Friday, 27 February 2009

Darwin and Creationism

In the beginning God created...chemistry. I don't know about you but I find the extraordinary complexity of life that results from God's chemical processes truly awe inspiring, reminiscent in a way of entering a great cathedral or seeing a great work of art and wondering at the builders and originators of such beauty. Let us think for a moment about the extraordinary end product. When DNA was discovered and explained it seemed as if humanity had a relatively simple key to the processes of life yet with time we have found the story just gets more and more complicated. We have found that our genes are not simple codes for particular results, we have found that each gene can produce several proteins - an average of nearly six not one, that the same gene can perform different functions in different tissues at different times. We have found that the expression of each gene is itself controlled by complex processes, including methylation, from within the genome. We have found that whilst Darwin was mostly right that Lamarck was not completely wrong and that characteristics developed during a single life may, surprisingly, be passed on to our children.

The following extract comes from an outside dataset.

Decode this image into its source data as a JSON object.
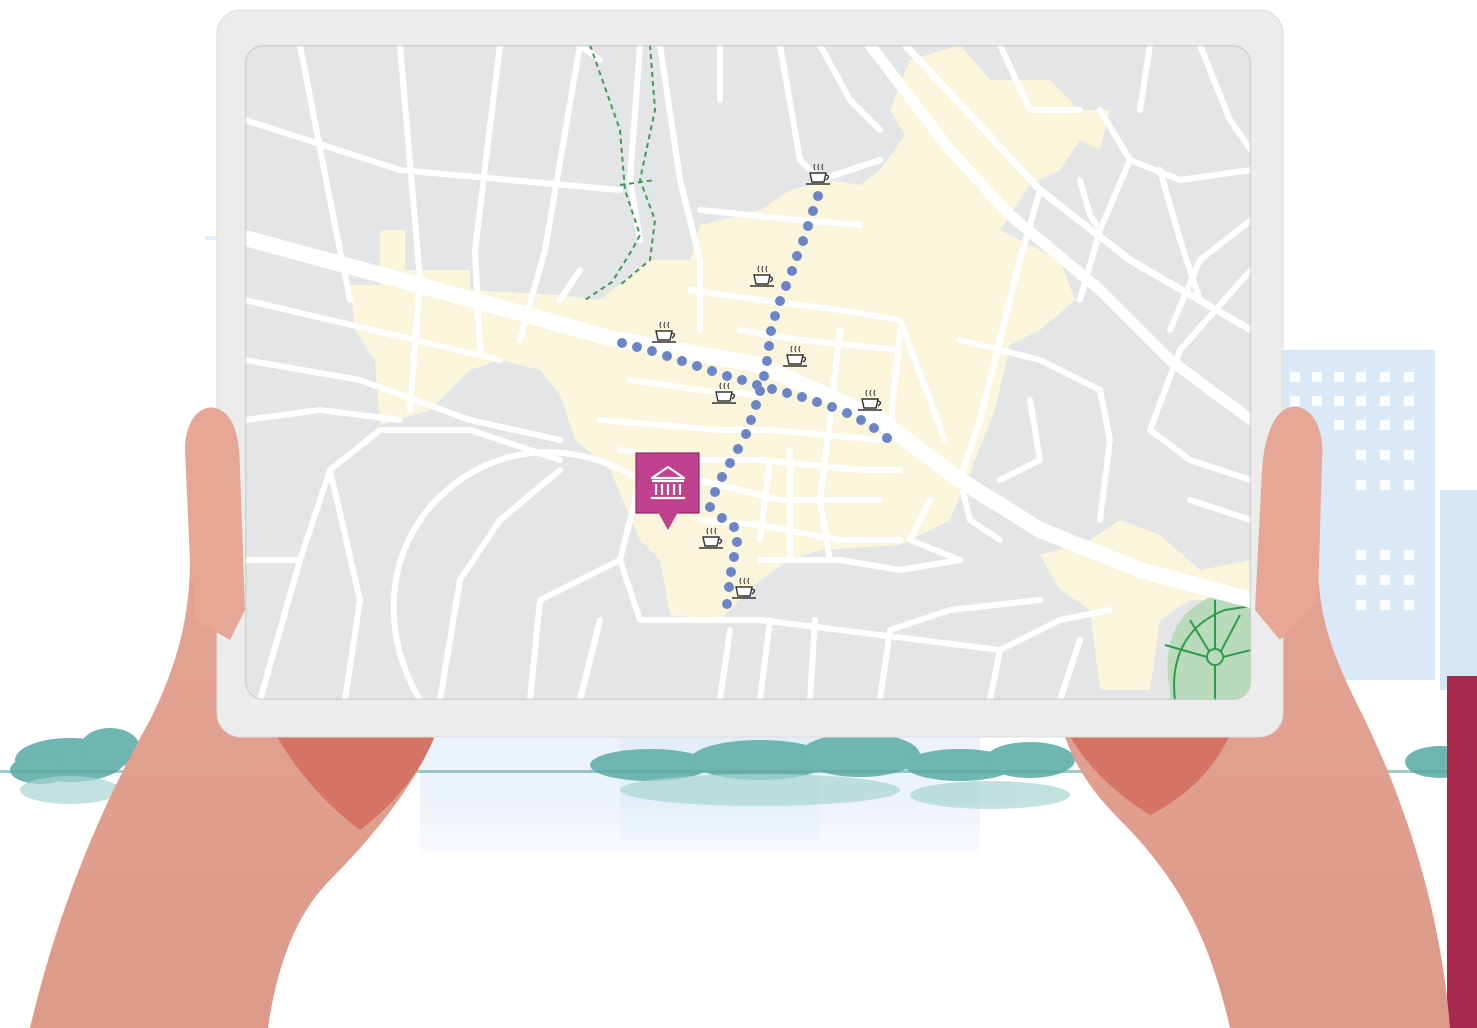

Consider the curious case of human size. At times in history when people have had poor diets for several generations the population becomes smaller in stature. When diet improves, the average size does not spring back immediately but does so over several generations. I have a photograph of my grandfather, great grandfather and his father: each son taller than his father. In turn, my father was taller than his father, I was taller than my father and my son is taller than me. You can understand why this process makes evolutionary sense, reducing the risk of the improved food supply being temporary and ensuring babies in each generation are not too big for their mothers to give birth to. It seems, superficially, to go against our understanding of Darwin's ideas but complex processes of gene expression overlay the genetic code and control how it is manifested.

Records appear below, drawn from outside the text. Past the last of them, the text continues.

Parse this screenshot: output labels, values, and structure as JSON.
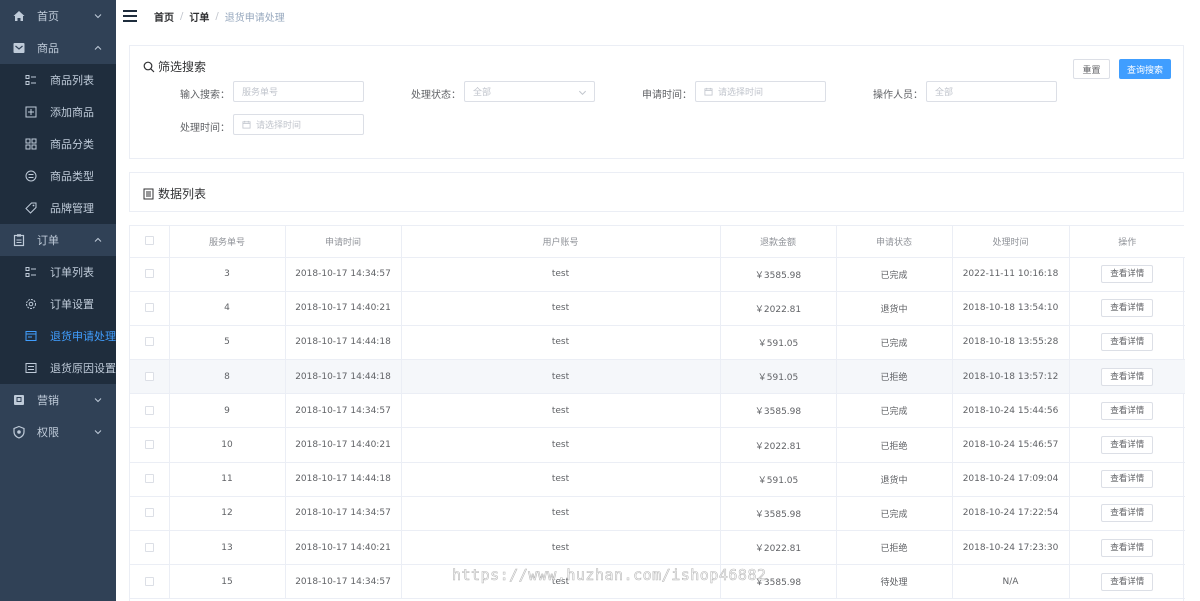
{
  "sidebar": {
    "items": [
      {
        "label": "首页",
        "type": "top",
        "icon": "home-icon"
      },
      {
        "label": "商品",
        "type": "top",
        "icon": "goods-icon"
      },
      {
        "label": "商品列表",
        "type": "sub",
        "icon": "list-icon"
      },
      {
        "label": "添加商品",
        "type": "sub",
        "icon": "add-icon"
      },
      {
        "label": "商品分类",
        "type": "sub",
        "icon": "category-icon"
      },
      {
        "label": "商品类型",
        "type": "sub",
        "icon": "type-icon"
      },
      {
        "label": "品牌管理",
        "type": "sub",
        "icon": "tag-icon"
      },
      {
        "label": "订单",
        "type": "top",
        "icon": "order-icon"
      },
      {
        "label": "订单列表",
        "type": "sub",
        "icon": "list-icon"
      },
      {
        "label": "订单设置",
        "type": "sub",
        "icon": "settings-icon"
      },
      {
        "label": "退货申请处理",
        "type": "sub",
        "icon": "return-icon",
        "active": true
      },
      {
        "label": "退货原因设置",
        "type": "sub",
        "icon": "reason-icon"
      },
      {
        "label": "营销",
        "type": "top",
        "icon": "marketing-icon"
      },
      {
        "label": "权限",
        "type": "top",
        "icon": "shield-icon"
      }
    ],
    "background": "#304156",
    "active_color": "#409eff"
  },
  "header": {
    "breadcrumb": [
      "首页",
      "订单",
      "退货申请处理"
    ]
  },
  "filter": {
    "title": "筛选搜索",
    "reset_label": "重置",
    "query_label": "查询搜索",
    "fields": {
      "keyword_label": "输入搜索：",
      "keyword_placeholder": "服务单号",
      "status_label": "处理状态：",
      "status_value": "全部",
      "apply_time_label": "申请时间：",
      "apply_time_placeholder": "请选择时间",
      "operator_label": "操作人员：",
      "operator_placeholder": "全部",
      "handle_time_label": "处理时间：",
      "handle_time_placeholder": "请选择时间"
    }
  },
  "list": {
    "title": "数据列表"
  },
  "table": {
    "columns": [
      "服务单号",
      "申请时间",
      "用户账号",
      "退款金额",
      "申请状态",
      "处理时间",
      "操作"
    ],
    "action_label": "查看详情",
    "rows": [
      {
        "id": "3",
        "apply_time": "2018-10-17 14:34:57",
        "user": "test",
        "amount": "￥3585.98",
        "status": "已完成",
        "handle_time": "2022-11-11 10:16:18"
      },
      {
        "id": "4",
        "apply_time": "2018-10-17 14:40:21",
        "user": "test",
        "amount": "￥2022.81",
        "status": "退货中",
        "handle_time": "2018-10-18 13:54:10"
      },
      {
        "id": "5",
        "apply_time": "2018-10-17 14:44:18",
        "user": "test",
        "amount": "￥591.05",
        "status": "已完成",
        "handle_time": "2018-10-18 13:55:28"
      },
      {
        "id": "8",
        "apply_time": "2018-10-17 14:44:18",
        "user": "test",
        "amount": "￥591.05",
        "status": "已拒绝",
        "handle_time": "2018-10-18 13:57:12",
        "highlight": true
      },
      {
        "id": "9",
        "apply_time": "2018-10-17 14:34:57",
        "user": "test",
        "amount": "￥3585.98",
        "status": "已完成",
        "handle_time": "2018-10-24 15:44:56"
      },
      {
        "id": "10",
        "apply_time": "2018-10-17 14:40:21",
        "user": "test",
        "amount": "￥2022.81",
        "status": "已拒绝",
        "handle_time": "2018-10-24 15:46:57"
      },
      {
        "id": "11",
        "apply_time": "2018-10-17 14:44:18",
        "user": "test",
        "amount": "￥591.05",
        "status": "退货中",
        "handle_time": "2018-10-24 17:09:04"
      },
      {
        "id": "12",
        "apply_time": "2018-10-17 14:34:57",
        "user": "test",
        "amount": "￥3585.98",
        "status": "已完成",
        "handle_time": "2018-10-24 17:22:54"
      },
      {
        "id": "13",
        "apply_time": "2018-10-17 14:40:21",
        "user": "test",
        "amount": "￥2022.81",
        "status": "已拒绝",
        "handle_time": "2018-10-24 17:23:30"
      },
      {
        "id": "15",
        "apply_time": "2018-10-17 14:34:57",
        "user": "test",
        "amount": "￥3585.98",
        "status": "待处理",
        "handle_time": "N/A"
      }
    ]
  },
  "watermark": "https://www.huzhan.com/ishop46882"
}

At every turn the complexity of life and its chemical processes expands. And all this is a natural process that follows from the chemistry of carbon, nitrogen and the other elements: when bundled together in certain circumstances they naturally start reacting and forming chains of molecules that join and break apart - stir, add water and heat gently for several billion years and you get us and everything around us. Amazing.

PS. There was a TV programme on Darwin recently that talked about Lakes Malawi and Tanganyika in Africa and how each had a huge variety of fish in different ecological niches that have evolved from the same single species over many millions of years. And what was wonderful was that very similar fish had evolved in each niche - as if evolution had run the same experiment twice and come up with much the same result. Amazing.